The enemy loves to disrupt what God is doing, and he loves to defile us and take our freedom to consent. In this case, it was an overt demonic presence that caused this behavior, but sometimes our own religiosity will do the same to us. 

It's the "turn to your neighbor and say..." or the "everyone clap if you love Jesus" manipulation, or the facade we put up to look "Christian" to others, or the decision to go out to do street evangelism, not because you want to reach the lost, but because you'll be judged and condemned by your fellow Christians if you don't. It's the unbelieving kids who are forced to pretend to be Christians because their family does not want to be embarrassed by them. It's the church committee that makes tithing obligatory for church membership and hounds people who don't pay up, no matter how badly they're suffering financially.

The church can be defiled by disruption, and we can be defiled by religious behavior that doesn't come from a heartfelt love or free expression, but out of a spirit of control that compels us to act against our will for another's ungodly pleasure. The masters of the poor slave girl in these verses made a lot of money from her pain. The devil is not the only one who tries to possess us.

But through Paul, God saw the suffering of the poor slave girl who had the demon. Even though the advertising may have drawn attention to his message, God honored Paul's heartfelt request that the woman be set free. From that point on, if she proclaimed God's message, it would be coming from her as an individual, not out of bondage to another.

We hear a lot of stories from people who join oppressive churches, or who grow up Christian, and who have never really made their faith their own until God sets them free from their religiosity. It is a beautiful experience to become genuinely Christian, to see God not just as a distant idea to which we must give assent, but as a partner in our journey and maybe even as a friend. But much like the masters of the slave girl, those forces that benefit from our religiosity very much do not want us to be free.

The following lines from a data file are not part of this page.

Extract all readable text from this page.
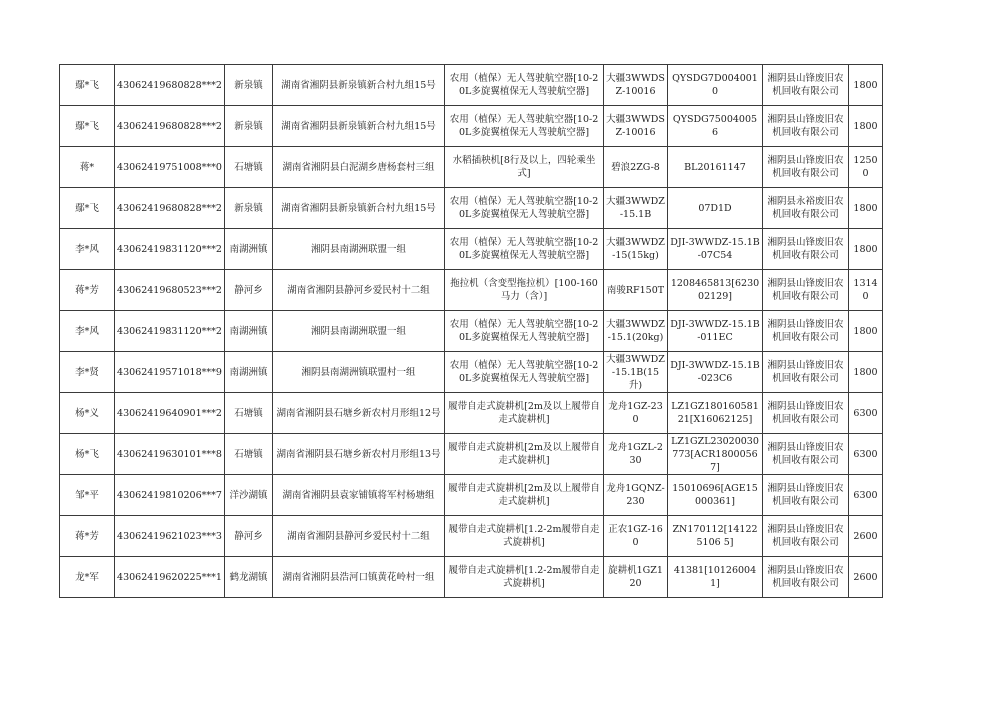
鄢*飞	43062419680828***2	新泉镇	湖南省湘阴县新泉镇新合村九组15号	农用（植保）无人驾驶航空器[10-20L多旋翼植保无人驾驶航空器]	大疆3WWDSZ-10016	QYSDG7D0040010	湘阴县山锋废旧农机回收有限公司	1800
鄢*飞	43062419680828***2	新泉镇	湖南省湘阴县新泉镇新合村九组15号	农用（植保）无人驾驶航空器[10-20L多旋翼植保无人驾驶航空器]	大疆3WWDSZ-10016	QYSDG750040056	湘阴县山锋废旧农机回收有限公司	1800
蒋*	43062419751008***0	石塘镇	湖南省湘阴县白泥湖乡唐杨套村三组	水稻插秧机[8行及以上，四轮乘坐式]	碧浪2ZG-8	BL20161147	湘阴县山锋废旧农机回收有限公司	12500
鄢*飞	43062419680828***2	新泉镇	湖南省湘阴县新泉镇新合村九组15号	农用（植保）无人驾驶航空器[10-20L多旋翼植保无人驾驶航空器]	大疆3WWDZ-15.1B	07D1D	湘阴县永裕废旧农机回收有限公司	1800
李*风	43062419831120***2	南湖洲镇	湘阴县南湖洲联盟一组	农用（植保）无人驾驶航空器[10-20L多旋翼植保无人驾驶航空器]	大疆3WWDZ-15(15kg)	DJI-3WWDZ-15.1B-07C54	湘阴县山锋废旧农机回收有限公司	1800
蒋*芳	43062419680523***2	静河乡	湖南省湘阴县静河乡爱民村十二组	拖拉机（含变型拖拉机）[100-160马力（含）]	南骏RF150T	1208465813[623002129]	湘阴县山锋废旧农机回收有限公司	13140
李*风	43062419831120***2	南湖洲镇	湘阴县南湖洲联盟一组	农用（植保）无人驾驶航空器[10-20L多旋翼植保无人驾驶航空器]	大疆3WWDZ-15.1(20kg)	DJI-3WWDZ-15.1B-011EC	湘阴县山锋废旧农机回收有限公司	1800
李*贤	43062419571018***9	南湖洲镇	湘阴县南湖洲镇联盟村一组	农用（植保）无人驾驶航空器[10-20L多旋翼植保无人驾驶航空器]	大疆3WWDZ-15.1B(15升)	DJI-3WWDZ-15.1B-023C6	湘阴县山锋废旧农机回收有限公司	1800
杨*义	43062419640901***2	石塘镇	湖南省湘阴县石塘乡新农村月形组12号	履带自走式旋耕机[2m及以上履带自走式旋耕机]	龙舟1GZ-230	LZ1GZ18016058121[X16062125]	湘阴县山锋废旧农机回收有限公司	6300
杨*飞	43062419630101***8	石塘镇	湖南省湘阴县石塘乡新农村月形组13号	履带自走式旋耕机[2m及以上履带自走式旋耕机]	龙舟1GZL-230	LZ1GZL23020030773[ACR18000567]	湘阴县山锋废旧农机回收有限公司	6300
邹*平	43062419810206***7	洋沙湖镇	湖南省湘阴县袁家铺镇将军村杨塘组	履带自走式旋耕机[2m及以上履带自走式旋耕机]	龙舟1GQNZ-230	15010696[AGE15000361]	湘阴县山锋废旧农机回收有限公司	6300
蒋*芳	43062419621023***3	静河乡	湖南省湘阴县静河乡爱民村十二组	履带自走式旋耕机[1.2-2m履带自走式旋耕机]	正农1GZ-160	ZN170112[141225106 5]	湘阴县山锋废旧农机回收有限公司	2600
龙*军	43062419620225***1	鹤龙湖镇	湖南省湘阴县浩河口镇黄花岭村一组	履带自走式旋耕机[1.2-2m履带自走式旋耕机]	旋耕机1GZ120	41381[101260041]	湘阴县山锋废旧农机回收有限公司	2600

Our God is so great that even though he could compel us like the demons to worship him, he would rather that we freely choose him. We are not just property to him, but individuals who have and deserve agency. And those of us who serve him, like the apostle Paul, should develop his godly character that is greatly bothered when it sees someone in bondage, even if that bondage has a veneer of goodness.

In the early years of my Christianity, there were some aspects of my religious life that were control-oriented and not genuine, but as I have sought after God over the years, that false structure has melted away. In recent years, I have been more and more delighted at the loving and patient character of God, and hope you all can experience it too. 

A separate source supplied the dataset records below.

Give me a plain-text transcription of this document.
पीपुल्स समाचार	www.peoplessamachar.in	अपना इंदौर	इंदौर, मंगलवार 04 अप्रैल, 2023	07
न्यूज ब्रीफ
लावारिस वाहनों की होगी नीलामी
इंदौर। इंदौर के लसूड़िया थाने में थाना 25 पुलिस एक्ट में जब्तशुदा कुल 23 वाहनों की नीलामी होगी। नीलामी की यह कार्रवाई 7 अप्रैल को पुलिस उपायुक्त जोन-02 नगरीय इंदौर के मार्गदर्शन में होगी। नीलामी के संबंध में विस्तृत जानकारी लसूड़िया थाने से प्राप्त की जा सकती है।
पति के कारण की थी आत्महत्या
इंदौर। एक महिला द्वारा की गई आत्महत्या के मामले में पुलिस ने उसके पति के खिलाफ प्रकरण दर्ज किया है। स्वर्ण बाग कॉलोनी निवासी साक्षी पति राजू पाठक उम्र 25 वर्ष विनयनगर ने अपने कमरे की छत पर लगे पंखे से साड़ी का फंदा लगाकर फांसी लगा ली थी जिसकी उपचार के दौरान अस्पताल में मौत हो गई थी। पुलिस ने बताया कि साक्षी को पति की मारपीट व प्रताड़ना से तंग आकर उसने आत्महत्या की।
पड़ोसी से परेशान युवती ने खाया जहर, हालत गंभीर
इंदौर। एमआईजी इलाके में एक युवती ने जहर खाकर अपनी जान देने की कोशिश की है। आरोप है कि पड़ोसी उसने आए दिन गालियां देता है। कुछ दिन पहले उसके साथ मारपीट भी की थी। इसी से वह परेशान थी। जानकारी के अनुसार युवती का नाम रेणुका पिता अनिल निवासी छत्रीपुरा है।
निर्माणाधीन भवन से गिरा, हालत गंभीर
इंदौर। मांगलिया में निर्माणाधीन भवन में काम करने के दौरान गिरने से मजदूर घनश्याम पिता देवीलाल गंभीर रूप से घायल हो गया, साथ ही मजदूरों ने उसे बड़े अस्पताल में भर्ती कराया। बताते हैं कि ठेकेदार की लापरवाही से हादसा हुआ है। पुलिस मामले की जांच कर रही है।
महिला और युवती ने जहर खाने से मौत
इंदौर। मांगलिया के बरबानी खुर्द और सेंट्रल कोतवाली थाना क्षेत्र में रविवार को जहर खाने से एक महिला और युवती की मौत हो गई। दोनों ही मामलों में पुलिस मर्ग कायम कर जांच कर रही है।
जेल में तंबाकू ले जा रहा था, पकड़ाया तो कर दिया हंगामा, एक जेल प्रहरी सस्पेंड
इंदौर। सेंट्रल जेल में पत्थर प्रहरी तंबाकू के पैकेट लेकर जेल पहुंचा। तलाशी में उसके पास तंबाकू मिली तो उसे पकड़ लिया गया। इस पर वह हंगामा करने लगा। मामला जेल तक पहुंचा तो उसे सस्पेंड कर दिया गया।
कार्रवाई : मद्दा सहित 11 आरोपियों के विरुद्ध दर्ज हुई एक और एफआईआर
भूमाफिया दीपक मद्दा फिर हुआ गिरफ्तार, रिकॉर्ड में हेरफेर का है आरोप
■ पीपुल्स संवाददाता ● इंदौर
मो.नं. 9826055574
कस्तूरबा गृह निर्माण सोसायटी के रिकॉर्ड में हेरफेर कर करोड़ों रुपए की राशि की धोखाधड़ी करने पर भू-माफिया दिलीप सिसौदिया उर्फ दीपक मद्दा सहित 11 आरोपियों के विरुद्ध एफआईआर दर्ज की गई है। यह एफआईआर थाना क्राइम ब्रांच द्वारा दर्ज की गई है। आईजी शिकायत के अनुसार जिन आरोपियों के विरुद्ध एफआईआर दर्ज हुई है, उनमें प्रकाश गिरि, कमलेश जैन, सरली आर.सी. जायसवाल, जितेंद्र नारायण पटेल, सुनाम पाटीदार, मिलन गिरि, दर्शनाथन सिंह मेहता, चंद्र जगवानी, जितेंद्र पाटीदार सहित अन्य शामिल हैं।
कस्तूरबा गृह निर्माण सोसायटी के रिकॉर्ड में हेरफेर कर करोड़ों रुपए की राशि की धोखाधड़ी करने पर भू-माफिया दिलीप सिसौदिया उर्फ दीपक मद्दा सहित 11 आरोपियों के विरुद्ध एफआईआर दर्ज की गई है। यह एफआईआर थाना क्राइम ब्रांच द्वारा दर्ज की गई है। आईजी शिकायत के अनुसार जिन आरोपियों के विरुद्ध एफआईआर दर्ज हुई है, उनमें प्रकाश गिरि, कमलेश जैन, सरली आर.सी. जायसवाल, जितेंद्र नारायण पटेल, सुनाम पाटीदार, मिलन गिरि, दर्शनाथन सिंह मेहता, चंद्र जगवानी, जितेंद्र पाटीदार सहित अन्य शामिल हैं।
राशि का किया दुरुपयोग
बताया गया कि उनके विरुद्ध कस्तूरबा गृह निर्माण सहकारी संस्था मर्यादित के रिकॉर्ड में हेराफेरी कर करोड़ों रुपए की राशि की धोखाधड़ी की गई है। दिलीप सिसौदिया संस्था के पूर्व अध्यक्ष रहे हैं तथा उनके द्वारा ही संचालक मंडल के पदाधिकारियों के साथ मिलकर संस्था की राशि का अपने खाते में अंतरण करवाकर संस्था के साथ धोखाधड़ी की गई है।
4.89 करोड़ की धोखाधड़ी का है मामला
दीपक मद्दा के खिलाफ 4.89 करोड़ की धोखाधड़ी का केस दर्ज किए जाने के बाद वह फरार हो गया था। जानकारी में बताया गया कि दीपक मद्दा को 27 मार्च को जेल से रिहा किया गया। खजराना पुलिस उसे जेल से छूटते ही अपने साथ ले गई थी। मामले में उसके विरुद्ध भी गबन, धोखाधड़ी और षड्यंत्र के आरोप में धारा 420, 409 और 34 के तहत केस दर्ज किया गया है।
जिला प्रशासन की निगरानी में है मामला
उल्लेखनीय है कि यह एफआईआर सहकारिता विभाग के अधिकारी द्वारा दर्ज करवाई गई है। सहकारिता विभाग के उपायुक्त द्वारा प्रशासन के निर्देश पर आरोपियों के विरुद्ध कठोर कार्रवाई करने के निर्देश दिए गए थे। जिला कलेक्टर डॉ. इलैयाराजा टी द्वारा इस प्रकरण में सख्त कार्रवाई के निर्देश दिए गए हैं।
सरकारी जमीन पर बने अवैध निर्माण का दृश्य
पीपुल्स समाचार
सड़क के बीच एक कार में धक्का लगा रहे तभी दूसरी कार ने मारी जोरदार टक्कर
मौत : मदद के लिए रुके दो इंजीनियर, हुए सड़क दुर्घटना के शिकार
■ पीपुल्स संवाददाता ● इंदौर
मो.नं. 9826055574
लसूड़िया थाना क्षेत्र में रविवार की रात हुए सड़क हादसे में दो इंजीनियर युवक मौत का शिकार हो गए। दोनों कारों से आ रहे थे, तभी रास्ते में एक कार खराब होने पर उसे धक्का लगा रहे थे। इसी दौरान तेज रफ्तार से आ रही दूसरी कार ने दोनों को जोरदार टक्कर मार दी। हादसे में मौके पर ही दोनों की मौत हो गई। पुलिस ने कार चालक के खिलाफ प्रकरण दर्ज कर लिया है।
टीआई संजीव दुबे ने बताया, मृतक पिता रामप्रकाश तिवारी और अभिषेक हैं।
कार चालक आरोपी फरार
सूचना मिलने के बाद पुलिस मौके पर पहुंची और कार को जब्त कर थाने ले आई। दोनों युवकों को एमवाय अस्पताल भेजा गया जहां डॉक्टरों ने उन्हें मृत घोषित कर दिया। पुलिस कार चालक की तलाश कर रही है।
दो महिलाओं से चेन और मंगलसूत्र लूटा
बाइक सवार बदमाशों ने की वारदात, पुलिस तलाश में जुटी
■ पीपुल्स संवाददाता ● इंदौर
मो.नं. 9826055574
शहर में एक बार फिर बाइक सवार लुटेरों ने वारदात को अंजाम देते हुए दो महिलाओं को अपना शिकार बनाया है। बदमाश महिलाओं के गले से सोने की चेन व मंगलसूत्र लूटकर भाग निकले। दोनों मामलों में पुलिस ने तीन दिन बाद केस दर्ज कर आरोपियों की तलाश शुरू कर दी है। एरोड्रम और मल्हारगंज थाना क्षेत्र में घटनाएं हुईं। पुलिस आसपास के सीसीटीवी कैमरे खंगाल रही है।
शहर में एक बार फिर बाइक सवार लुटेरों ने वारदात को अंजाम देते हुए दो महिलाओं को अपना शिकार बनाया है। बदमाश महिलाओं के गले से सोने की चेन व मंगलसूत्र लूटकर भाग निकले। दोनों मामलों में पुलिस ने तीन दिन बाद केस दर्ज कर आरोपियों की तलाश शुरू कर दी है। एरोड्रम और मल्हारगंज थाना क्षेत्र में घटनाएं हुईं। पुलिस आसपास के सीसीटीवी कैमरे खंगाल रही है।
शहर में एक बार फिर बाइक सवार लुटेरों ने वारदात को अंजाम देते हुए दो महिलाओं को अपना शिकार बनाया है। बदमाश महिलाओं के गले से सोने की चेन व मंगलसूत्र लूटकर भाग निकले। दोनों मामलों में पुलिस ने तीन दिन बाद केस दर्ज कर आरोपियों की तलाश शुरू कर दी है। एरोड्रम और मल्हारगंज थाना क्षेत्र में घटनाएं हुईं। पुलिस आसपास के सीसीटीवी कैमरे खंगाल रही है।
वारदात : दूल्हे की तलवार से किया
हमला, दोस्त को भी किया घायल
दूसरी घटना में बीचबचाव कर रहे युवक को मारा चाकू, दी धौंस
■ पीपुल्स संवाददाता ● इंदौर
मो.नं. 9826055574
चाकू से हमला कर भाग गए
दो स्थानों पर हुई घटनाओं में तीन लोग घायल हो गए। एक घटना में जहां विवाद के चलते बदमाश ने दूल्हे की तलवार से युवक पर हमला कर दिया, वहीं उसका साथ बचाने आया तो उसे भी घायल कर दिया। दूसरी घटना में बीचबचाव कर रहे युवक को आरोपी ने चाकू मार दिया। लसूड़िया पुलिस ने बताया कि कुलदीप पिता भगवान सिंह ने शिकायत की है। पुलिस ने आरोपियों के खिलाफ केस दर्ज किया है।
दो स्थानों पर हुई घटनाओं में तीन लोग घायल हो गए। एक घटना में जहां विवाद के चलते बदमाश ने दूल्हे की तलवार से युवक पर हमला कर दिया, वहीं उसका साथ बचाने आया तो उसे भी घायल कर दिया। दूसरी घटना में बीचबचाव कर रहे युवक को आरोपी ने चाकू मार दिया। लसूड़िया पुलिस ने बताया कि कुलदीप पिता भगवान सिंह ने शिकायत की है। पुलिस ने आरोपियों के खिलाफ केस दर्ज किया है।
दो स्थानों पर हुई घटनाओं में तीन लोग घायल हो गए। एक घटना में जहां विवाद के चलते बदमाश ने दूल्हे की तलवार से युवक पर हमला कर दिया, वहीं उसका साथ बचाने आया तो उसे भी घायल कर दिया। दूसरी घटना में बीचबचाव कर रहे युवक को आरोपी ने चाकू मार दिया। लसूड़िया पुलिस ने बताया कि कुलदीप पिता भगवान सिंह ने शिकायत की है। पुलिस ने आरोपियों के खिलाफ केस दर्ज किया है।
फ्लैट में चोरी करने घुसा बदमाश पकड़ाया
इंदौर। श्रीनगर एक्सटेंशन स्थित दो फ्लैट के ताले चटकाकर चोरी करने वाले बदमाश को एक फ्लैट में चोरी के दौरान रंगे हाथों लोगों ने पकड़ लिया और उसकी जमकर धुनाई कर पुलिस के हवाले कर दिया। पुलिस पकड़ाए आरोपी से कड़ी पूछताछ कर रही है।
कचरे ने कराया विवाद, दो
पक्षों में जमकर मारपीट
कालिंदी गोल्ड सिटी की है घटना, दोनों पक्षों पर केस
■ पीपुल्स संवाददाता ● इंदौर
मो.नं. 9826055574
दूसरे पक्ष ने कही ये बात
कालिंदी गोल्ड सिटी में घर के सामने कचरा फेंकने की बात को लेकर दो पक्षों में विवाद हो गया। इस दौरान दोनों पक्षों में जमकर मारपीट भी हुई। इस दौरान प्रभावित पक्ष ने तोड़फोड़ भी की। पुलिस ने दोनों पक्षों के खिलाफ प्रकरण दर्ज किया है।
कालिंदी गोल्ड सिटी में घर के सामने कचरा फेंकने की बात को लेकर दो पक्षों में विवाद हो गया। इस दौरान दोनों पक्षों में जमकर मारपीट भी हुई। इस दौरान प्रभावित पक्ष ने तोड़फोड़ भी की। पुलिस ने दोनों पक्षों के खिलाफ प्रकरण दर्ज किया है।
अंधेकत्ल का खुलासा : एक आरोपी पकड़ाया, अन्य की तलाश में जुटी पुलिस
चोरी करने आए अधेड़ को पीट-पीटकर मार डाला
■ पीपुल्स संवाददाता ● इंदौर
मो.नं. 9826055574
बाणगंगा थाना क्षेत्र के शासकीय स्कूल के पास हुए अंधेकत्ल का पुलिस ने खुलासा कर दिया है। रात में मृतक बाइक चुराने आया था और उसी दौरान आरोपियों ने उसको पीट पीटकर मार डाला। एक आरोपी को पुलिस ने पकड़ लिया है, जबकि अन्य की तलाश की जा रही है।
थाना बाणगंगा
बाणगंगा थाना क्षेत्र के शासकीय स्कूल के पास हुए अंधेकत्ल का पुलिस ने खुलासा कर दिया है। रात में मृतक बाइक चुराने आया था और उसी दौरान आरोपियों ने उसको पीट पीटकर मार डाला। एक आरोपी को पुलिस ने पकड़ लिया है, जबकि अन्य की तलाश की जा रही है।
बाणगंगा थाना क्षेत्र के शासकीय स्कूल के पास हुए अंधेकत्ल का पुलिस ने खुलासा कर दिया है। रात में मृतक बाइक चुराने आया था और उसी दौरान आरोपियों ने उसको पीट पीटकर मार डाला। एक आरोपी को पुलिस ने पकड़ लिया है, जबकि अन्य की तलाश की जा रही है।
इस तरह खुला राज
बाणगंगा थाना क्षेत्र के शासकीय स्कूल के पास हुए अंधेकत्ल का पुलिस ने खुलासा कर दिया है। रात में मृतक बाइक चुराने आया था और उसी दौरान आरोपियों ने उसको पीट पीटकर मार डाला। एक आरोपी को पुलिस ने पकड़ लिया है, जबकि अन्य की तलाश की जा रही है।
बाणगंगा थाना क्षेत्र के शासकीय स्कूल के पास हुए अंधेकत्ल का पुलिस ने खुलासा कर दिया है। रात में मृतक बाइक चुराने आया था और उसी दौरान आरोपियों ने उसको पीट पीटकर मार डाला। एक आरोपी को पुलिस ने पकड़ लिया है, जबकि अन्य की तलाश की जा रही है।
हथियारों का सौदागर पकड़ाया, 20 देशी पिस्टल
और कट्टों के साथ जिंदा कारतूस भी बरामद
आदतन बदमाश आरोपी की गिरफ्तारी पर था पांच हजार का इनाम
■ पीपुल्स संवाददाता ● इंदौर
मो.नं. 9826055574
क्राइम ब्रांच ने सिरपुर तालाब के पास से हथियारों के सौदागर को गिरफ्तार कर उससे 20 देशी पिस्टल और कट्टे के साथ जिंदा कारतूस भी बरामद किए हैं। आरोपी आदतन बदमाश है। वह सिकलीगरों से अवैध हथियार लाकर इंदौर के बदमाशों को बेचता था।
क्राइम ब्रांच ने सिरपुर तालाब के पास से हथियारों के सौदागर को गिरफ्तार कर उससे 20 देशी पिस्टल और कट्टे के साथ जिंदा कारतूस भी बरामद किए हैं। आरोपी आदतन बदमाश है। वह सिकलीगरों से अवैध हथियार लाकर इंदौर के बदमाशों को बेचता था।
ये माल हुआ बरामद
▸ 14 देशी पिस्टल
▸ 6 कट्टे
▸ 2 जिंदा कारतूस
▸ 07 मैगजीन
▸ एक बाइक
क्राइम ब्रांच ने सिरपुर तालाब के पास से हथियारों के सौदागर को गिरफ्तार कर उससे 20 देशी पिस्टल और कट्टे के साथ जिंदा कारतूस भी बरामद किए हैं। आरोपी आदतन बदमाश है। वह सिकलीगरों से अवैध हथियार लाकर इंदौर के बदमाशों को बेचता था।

In God's service, Paul spoke words with authority to command the defiling spirit to come out of the woman, and it did. We should be ready to do the same if we see people who are possessed and controlled by forces that benefit from their enslavement. We should allow God to so touch our hearts that we feel his compassion for those people still in bondage.

If you read further in the chapter these verses are taken from, you'll see that the owners of this woman who had been set free went on to cause a lot of problems for the people in the church. But imagine how transformed that slave girl's life was after the controlling spirit was cast out and it all becomes worth the trouble. Her emancipation was a truer expression of the gospel than any of the words she was compelled to speak.